À peine cette esquisse jetée sur le papier, Apel et Wagner reviennent à Prague ; on y retrouve les jolies comtesses Pachta-Raymann dont le père était mort depuis peu, on se montre ironique, léger, fantasque, et bien débarrassé de la touche sentimentale, Puis, ayant ainsi prouvé que la tendre fleurette s’est vite flétrie et qu’on a assez mûri pour se charger désormais des grands devoirs de l’existence, les jeunes gens rentrent à Leipzig.
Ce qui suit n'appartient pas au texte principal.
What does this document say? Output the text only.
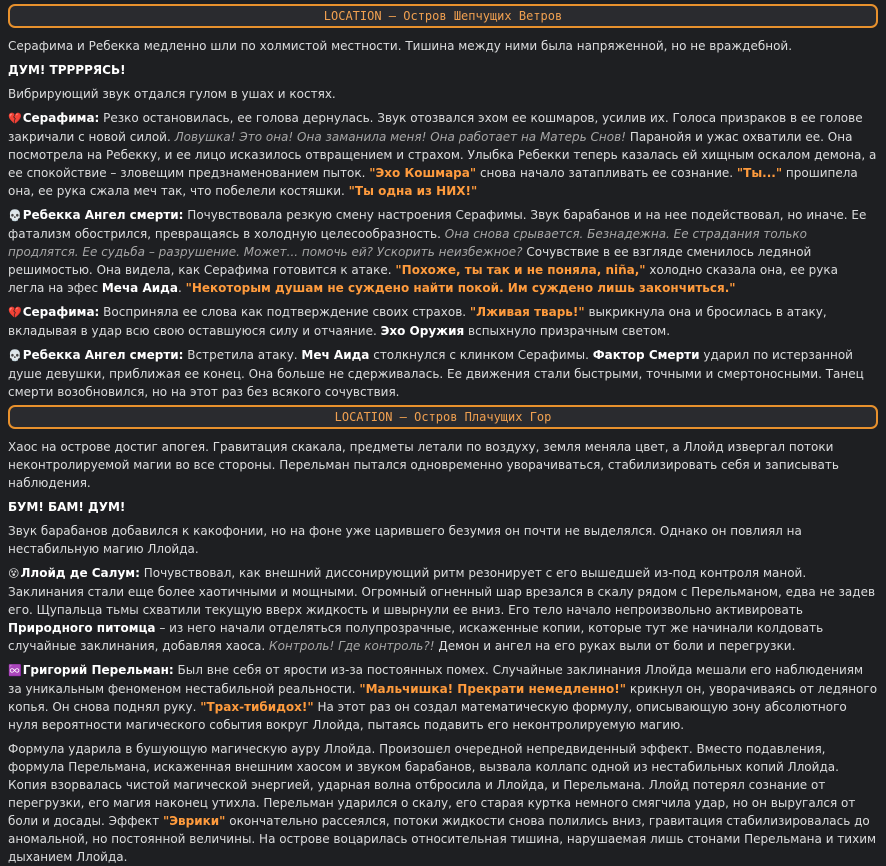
LOCATION – Остров Шепчущих Ветров

Серафима и Ребекка медленно шли по холмистой местности. Тишина между ними была напряженной, но не враждебной.

ДУМ! ТРРРРЯСЬ!

Вибрирующий звук отдался гулом в ушах и костях.

💔Серафима: Резко остановилась, ее голова дернулась. Звук отозвался эхом ее кошмаров, усилив их. Голоса призраков в ее голове закричали с новой силой. Ловушка! Это она! Она заманила меня! Она работает на Матерь Снов! Паранойя и ужас охватили ее. Она посмотрела на Ребекку, и ее лицо исказилось отвращением и страхом. Улыбка Ребекки теперь казалась ей хищным оскалом демона, а ее спокойствие – зловещим предзнаменованием пыток. "Эхо Кошмара" снова начало затапливать ее сознание. "Ты..." прошипела она, ее рука сжала меч так, что побелели костяшки. "Ты одна из НИХ!"

💀Ребекка Ангел смерти: Почувствовала резкую смену настроения Серафимы. Звук барабанов и на нее подействовал, но иначе. Ее фатализм обострился, превращаясь в холодную целесообразность. Она снова срывается. Безнадежна. Ее страдания только продлятся. Ее судьба – разрушение. Может... помочь ей? Ускорить неизбежное? Сочувствие в ее взгляде сменилось ледяной решимостью. Она видела, как Серафима готовится к атаке. "Похоже, ты так и не поняла, niña," холодно сказала она, ее рука легла на эфес Меча Аида. "Некоторым душам не суждено найти покой. Им суждено лишь закончиться."

💔Серафима: Восприняла ее слова как подтверждение своих страхов. "Лживая тварь!" выкрикнула она и бросилась в атаку, вкладывая в удар всю свою оставшуюся силу и отчаяние. Эхо Оружия вспыхнуло призрачным светом.

💀Ребекка Ангел смерти: Встретила атаку. Меч Аида столкнулся с клинком Серафимы. Фактор Смерти ударил по истерзанной душе девушки, приближая ее конец. Она больше не сдерживалась. Ее движения стали быстрыми, точными и смертоносными. Танец смерти возобновился, но на этот раз без всякого сочувствия.

LOCATION – Остров Плачущих Гор

Хаос на острове достиг апогея. Гравитация скакала, предметы летали по воздуху, земля меняла цвет, а Ллойд извергал потоки неконтролируемой магии во все стороны. Перельман пытался одновременно уворачиваться, стабилизировать себя и записывать наблюдения.

БУМ! БАМ! ДУМ!

Звук барабанов добавился к какофонии, но на фоне уже царившего безумия он почти не выделялся. Однако он повлиял на нестабильную магию Ллойда.

😵Ллойд де Салум: Почувствовал, как внешний диссонирующий ритм резонирует с его вышедшей из-под контроля маной. Заклинания стали еще более хаотичными и мощными. Огромный огненный шар врезался в скалу рядом с Перельманом, едва не задев его. Щупальца тьмы схватили текущую вверх жидкость и швырнули ее вниз. Его тело начало непроизвольно активировать Природного питомца – из него начали отделяться полупрозрачные, искаженные копии, которые тут же начинали колдовать случайные заклинания, добавляя хаоса. Контроль! Где контроль?! Демон и ангел на его руках выли от боли и перегрузки.

♾️Григорий Перельман: Был вне себя от ярости из-за постоянных помех. Случайные заклинания Ллойда мешали его наблюдениям за уникальным феноменом нестабильной реальности. "Мальчишка! Прекрати немедленно!" крикнул он, уворачиваясь от ледяного копья. Он снова поднял руку. "Трах-тибидох!" На этот раз он создал математическую формулу, описывающую зону абсолютного нуля вероятности магического события вокруг Ллойда, пытаясь подавить его неконтролируемую магию.

Формула ударила в бушующую магическую ауру Ллойда. Произошел очередной непредвиденный эффект. Вместо подавления, формула Перельмана, искаженная внешним хаосом и звуком барабанов, вызвала коллапс одной из нестабильных копий Ллойда. Копия взорвалась чистой магической энергией, ударная волна отбросила и Ллойда, и Перельмана. Ллойд потерял сознание от перегрузки, его магия наконец утихла. Перельман ударился о скалу, его старая куртка немного смягчила удар, но он выругался от боли и досады. Эффект "Эврики" окончательно рассеялся, потоки жидкости снова полились вниз, гравитация стабилизировалась до аномальной, но постоянной величины. На острове воцарилась относительная тишина, нарушаемая лишь стонами Перельмана и тихим дыханием Ллойда.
La famille Wagner attendait avec impatience le retour de Richard et tenait en réserve ume grosse nouvelle : le théâtre de Magdebourg, actuellement en représentations estivales aux bains de Lauchstaedt, cherchait partout un chef d’orchestre et lui offrait la place. C’était renoncer tout à fait à voir monter les Fées. Mais c’était aussi l’indépendance, un vrai début, le premier pas sur l’échelle.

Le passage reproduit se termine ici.